Petição
EXCELENTÍSSIMO SENHOR JUIZ DA $[processo_vara] VARA DO TRABALHO DE $[processo_comarca] — $[processo_uf]
Processo nº $[processo_numero_cnj]
$[parte_reu_razao_social], devidamente qualificada nos autos da Ação Declaratória em epígrafe, movida por $[parte_autor_razao_social], inconformada com a decisão que atribuiu efeito retroativo à personalidade sindical, vem, respeitosamente, com fundamento no art. 897, a, da CLT, interpor
AGRAVO DE PETIÇÃO
em face da decisão que concedeu efeito retroativo ao reconhecimento da personalidade sindical, requerendo seja recebido e remetido ao Egrégio Tribunal Regional do Trabalho da $[regiao_trabalhista] Região.
Nestes termos, pede deferimento.
$[processo_cidade], $[geral_data_extenso].
$[advogado_assinatura]
$[advogado_oab]
RAZÕES DO AGRAVO DE PETIÇÃO
Egrégio Tribunal Regional do Trabalho da $[regiao_trabalhista] Região
Processo nº $[processo_numero_cnj]
Agravante: $[parte_reu_razao_social]
Agravado: $[parte_autor_razao_social]
Colenda Turma
Nobres Julgadores
PRELIMINARMENTE
I – DO CABIMENTO
O presente agravo de petição é cabível nos termos do art. 897, a, da CLT, pois interposto contra decisão proferida em fase de execução.
II – DAS CUSTAS E DO PREPARO
Nos termos do art. 789-A da CLT e da Instrução Normativa TST nº 20, XIII, não há exigência de recolhimento de custas para a interposição do agravo de petição, que serão recolhidas ao final pelo vencido.
III – DOS FATOS DO PROCESSO
$[parte_autor_razao_social] ajuizou ação declaratória de representação sindical em face de $[parte_reu_razao_social] e outros, postulando a declaração de sua legitimidade como representante sindical das cooperativas de crédito do Estado de $[processo_estado].
Liminarmente, o pedido foi indeferido e $[parte_reu_razao_social] foi mantido como legítimo representante da categoria até o trânsito em julgado do processo.

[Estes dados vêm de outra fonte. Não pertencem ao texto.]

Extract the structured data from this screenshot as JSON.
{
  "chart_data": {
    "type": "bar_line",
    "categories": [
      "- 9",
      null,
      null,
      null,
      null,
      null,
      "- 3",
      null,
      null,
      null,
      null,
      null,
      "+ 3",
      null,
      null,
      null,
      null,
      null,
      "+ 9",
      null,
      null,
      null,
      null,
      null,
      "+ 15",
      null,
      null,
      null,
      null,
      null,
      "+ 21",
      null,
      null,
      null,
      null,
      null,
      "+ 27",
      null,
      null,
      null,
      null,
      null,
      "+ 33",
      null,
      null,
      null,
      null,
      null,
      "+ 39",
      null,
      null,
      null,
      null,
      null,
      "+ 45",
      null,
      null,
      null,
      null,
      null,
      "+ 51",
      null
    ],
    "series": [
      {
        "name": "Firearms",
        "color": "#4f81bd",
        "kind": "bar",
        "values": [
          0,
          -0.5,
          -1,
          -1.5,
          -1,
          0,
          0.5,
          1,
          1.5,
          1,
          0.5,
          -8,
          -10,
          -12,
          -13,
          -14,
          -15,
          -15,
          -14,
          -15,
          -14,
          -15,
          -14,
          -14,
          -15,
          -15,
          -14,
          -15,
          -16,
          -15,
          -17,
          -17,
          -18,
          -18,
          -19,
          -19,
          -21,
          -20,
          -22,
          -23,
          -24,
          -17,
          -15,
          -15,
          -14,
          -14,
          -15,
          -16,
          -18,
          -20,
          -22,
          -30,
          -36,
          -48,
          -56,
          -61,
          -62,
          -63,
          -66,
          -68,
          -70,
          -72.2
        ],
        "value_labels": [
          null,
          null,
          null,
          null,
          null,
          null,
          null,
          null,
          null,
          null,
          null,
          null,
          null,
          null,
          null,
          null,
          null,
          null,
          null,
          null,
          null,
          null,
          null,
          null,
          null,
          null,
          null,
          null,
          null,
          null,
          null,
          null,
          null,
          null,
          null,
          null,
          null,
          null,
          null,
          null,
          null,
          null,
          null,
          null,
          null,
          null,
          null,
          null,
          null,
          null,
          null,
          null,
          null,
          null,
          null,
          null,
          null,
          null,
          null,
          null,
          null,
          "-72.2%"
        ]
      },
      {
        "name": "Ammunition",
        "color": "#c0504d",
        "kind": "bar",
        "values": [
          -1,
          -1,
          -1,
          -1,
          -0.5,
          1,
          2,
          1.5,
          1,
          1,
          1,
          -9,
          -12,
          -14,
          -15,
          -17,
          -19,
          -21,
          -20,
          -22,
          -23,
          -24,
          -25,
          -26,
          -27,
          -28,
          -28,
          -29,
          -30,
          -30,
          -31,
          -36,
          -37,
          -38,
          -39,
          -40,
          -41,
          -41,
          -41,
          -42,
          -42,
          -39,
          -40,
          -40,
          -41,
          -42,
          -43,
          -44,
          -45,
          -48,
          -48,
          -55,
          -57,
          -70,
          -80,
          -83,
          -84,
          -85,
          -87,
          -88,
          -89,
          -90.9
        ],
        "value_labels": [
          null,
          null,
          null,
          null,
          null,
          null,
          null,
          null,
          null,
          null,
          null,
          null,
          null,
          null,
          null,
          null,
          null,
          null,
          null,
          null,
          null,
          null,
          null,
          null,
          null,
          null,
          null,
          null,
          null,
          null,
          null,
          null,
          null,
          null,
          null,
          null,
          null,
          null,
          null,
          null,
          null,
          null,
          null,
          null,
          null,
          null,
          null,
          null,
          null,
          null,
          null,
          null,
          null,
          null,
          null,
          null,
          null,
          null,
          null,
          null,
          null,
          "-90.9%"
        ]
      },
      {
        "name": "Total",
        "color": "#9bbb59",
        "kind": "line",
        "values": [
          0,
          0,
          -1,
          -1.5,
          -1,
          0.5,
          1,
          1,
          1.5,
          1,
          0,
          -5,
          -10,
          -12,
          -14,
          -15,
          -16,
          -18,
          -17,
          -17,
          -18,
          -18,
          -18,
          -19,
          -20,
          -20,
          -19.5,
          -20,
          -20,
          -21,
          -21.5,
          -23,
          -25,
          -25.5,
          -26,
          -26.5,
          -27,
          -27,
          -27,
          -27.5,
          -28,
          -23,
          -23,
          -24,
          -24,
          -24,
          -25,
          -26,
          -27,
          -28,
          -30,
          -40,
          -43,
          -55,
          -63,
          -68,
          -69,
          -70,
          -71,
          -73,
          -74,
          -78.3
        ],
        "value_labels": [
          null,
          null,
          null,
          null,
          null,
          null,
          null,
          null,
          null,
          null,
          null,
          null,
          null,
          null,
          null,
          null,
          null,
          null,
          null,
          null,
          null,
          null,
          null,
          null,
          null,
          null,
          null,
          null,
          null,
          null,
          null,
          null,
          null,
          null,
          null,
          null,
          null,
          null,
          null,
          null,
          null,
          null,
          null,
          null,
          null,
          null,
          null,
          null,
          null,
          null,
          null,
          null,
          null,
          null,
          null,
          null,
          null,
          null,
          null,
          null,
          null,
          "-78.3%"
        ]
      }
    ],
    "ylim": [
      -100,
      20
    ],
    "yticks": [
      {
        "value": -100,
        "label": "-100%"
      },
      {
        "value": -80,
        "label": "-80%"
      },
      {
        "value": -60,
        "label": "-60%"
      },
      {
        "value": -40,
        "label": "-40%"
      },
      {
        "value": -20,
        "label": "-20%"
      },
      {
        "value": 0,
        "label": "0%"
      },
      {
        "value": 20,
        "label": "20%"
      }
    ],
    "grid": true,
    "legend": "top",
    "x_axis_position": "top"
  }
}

Ao longo do processo, $[parte_autor_razao_social] tentou, sem êxito, obter registro sindical provisório perante o Tribunal Regional do Trabalho e, posteriormente, por meio de mandado de segurança perante o Tribunal Regional da 10ª Região (nº $[geral_informacao_generica]), o qual transitou em julgado em $[geral_data_generica] sem que a entidade obtivesse o registro pretendido.

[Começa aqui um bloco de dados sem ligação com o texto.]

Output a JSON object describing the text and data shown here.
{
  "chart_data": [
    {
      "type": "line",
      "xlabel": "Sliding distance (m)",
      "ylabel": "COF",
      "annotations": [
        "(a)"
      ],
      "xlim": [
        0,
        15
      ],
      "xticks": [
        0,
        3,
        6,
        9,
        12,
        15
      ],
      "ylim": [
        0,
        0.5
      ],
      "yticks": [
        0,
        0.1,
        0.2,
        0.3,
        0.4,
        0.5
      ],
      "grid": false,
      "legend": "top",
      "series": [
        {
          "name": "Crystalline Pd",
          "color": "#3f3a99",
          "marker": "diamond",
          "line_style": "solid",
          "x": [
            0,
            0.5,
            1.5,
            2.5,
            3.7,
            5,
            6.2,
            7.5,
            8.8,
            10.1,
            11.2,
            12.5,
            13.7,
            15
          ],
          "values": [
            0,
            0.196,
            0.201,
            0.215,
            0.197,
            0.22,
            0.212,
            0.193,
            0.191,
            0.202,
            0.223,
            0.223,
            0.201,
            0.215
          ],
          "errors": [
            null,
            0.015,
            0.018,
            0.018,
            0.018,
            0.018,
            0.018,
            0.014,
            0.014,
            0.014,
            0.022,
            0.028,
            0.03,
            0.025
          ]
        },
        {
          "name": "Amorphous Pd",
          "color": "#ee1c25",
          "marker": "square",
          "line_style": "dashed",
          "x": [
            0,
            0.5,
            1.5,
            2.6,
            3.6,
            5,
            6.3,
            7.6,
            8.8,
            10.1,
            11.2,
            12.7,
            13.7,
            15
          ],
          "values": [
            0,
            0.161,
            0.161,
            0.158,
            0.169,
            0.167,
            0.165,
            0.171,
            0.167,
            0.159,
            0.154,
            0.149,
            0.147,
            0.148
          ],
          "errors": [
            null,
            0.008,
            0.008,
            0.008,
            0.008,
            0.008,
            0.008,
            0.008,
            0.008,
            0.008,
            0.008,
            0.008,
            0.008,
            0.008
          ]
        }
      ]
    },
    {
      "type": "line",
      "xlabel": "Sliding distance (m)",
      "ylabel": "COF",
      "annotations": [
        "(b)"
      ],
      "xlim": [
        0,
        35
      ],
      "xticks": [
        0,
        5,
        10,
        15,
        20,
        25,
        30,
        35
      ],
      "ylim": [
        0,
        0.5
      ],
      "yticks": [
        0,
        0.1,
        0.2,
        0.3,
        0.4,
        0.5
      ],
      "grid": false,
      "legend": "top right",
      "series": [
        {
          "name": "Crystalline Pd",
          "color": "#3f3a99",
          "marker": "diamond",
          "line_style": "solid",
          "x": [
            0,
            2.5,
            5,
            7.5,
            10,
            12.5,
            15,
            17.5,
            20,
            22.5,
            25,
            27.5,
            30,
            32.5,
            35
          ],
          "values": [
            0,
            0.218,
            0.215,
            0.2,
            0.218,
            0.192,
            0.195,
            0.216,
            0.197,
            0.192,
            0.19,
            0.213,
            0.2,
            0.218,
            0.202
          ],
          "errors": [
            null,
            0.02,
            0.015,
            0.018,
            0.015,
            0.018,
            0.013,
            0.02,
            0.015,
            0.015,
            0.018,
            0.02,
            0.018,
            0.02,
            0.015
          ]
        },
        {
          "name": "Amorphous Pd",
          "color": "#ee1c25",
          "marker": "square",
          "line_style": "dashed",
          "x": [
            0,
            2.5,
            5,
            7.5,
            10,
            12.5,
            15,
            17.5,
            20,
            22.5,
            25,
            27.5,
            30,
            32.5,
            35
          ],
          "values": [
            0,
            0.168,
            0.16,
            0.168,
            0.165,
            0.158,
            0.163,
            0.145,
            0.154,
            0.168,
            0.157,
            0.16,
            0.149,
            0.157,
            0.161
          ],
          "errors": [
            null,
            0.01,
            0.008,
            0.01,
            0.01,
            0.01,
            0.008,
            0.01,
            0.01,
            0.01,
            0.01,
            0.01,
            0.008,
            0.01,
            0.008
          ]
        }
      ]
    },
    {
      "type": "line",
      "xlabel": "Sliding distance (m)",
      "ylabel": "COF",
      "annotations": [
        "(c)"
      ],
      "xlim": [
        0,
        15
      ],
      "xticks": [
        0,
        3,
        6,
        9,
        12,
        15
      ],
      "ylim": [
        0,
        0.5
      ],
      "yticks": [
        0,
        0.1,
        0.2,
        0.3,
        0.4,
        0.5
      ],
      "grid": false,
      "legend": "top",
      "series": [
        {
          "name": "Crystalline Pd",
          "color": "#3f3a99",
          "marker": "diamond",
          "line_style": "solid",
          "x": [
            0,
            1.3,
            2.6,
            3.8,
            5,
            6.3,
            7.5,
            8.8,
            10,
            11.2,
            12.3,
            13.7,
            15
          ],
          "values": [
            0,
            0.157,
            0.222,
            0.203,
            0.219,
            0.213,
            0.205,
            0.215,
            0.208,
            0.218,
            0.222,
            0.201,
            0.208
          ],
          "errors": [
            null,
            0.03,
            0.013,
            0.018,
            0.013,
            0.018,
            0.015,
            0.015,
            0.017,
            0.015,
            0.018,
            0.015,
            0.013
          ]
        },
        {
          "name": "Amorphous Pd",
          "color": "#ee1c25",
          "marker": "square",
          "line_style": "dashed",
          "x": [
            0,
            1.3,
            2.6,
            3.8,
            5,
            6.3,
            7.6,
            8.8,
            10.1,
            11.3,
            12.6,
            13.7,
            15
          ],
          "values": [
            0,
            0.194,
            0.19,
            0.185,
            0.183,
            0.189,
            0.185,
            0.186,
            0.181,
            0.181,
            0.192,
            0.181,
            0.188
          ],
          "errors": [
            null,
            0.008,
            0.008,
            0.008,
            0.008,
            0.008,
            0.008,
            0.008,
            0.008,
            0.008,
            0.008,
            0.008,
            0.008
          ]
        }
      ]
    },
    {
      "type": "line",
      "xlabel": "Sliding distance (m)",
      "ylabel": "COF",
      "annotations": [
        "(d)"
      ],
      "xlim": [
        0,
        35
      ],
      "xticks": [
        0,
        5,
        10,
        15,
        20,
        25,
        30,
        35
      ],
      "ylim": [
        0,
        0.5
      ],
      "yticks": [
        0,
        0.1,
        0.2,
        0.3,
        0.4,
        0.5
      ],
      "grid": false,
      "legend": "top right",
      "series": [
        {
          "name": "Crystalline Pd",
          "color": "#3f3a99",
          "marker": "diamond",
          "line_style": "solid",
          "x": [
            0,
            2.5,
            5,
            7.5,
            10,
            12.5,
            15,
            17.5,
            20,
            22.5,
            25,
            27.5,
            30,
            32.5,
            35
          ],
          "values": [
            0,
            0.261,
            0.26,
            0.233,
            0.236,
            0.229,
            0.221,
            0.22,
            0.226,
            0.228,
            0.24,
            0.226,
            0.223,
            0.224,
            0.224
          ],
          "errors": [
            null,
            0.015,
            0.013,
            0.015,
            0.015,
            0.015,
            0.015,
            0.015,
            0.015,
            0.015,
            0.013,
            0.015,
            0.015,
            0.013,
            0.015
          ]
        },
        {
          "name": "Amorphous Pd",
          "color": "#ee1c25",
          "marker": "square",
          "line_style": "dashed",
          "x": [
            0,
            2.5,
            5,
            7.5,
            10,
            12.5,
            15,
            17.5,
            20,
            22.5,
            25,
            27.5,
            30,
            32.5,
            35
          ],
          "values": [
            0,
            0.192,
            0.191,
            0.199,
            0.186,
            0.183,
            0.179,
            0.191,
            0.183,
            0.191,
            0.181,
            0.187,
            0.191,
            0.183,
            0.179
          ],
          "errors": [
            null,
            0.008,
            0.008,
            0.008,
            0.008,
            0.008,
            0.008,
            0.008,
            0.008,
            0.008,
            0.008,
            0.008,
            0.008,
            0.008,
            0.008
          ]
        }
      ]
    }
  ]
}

Após essas tentativas frustradas, diversas cooperativas passaram a realizar depósitos de valores ínfimos (R$ $[geral_informacao_generica]) nos autos da presente ação declaratória — processo no qual as cooperativas depositantes sequer figuram como partes —, sem observar o procedimento legal adequado.

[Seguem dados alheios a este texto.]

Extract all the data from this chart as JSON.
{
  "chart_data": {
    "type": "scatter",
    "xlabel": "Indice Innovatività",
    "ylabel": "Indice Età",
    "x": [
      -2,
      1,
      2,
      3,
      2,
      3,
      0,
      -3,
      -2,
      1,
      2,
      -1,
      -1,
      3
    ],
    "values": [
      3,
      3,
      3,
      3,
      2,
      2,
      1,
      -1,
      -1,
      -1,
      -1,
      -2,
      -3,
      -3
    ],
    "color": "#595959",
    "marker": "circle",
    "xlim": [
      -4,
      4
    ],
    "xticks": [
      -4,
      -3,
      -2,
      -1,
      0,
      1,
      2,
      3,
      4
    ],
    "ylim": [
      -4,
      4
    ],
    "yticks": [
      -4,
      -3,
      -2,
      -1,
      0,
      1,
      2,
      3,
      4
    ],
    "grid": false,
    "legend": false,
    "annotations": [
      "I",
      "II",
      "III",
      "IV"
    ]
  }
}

Em $[geral_data_generica], o juízo de origem determinou a redistribuição desses depósitos para ação própria de consignação em pagamento (nº $[geral_informacao_generica]), em trâmite perante a $[geral_informacao_generica] Vara do Trabalho desta comarca, por reconhecer que a discussão sobre a titularidade das contribuições sindicais deve ser travada naquele procedimento adequado, assegurando contraditório pleno às partes.
A Agravada somente obteve seu registro sindical publicado no Diário Oficial da União em $[geral_data_generica]. Até então, $[parte_reu_razao_social], único com registro no MTE, representou legitimamente a categoria, negociando e assinando convenções coletivas e acordos coletivos, mantendo toda a estrutura necessária para atender seus representados.
A decisão agravada, ao atribuir efeito retroativo ao reconhecimento da personalidade sindical, contraria o que já foi decidido nos próprios autos quanto à aquisição dessa personalidade e extrapola o objeto da ação declaratória, que não tem o condão de quitar obrigações tributárias nem de autorizar o levantamento de depósitos feitos por partes estranhas ao processo.
IV – DA CONSIGNAÇÃO EM PAGAMENTO COMO FORMA DE QUITAÇÃO DA OBRIGAÇÃO
Diversas cooperativas, cientes de sua obrigação de recolher a contribuição sindical, realizaram depósitos nos autos da presente ação declaratória para se furtar ao pagamento ao sindicato registrado. Esses depósitos, porém, não têm força de pagamento válido, pois não observaram os requisitos dos arts. 334 a 336 do Código Civil.
O art. 335, IV e V, do Código Civil autoriza a consignação quando há dúvida sobre quem deve legitimamente receber o pagamento ou quando pende litígio sobre o objeto do pagamento. Contudo, para que a consignação tenha força de pagamento, é imprescindível que concorram, em relação às pessoas, ao objeto, ao modo e ao tempo, todos os requisitos legais (art. 336 do CC).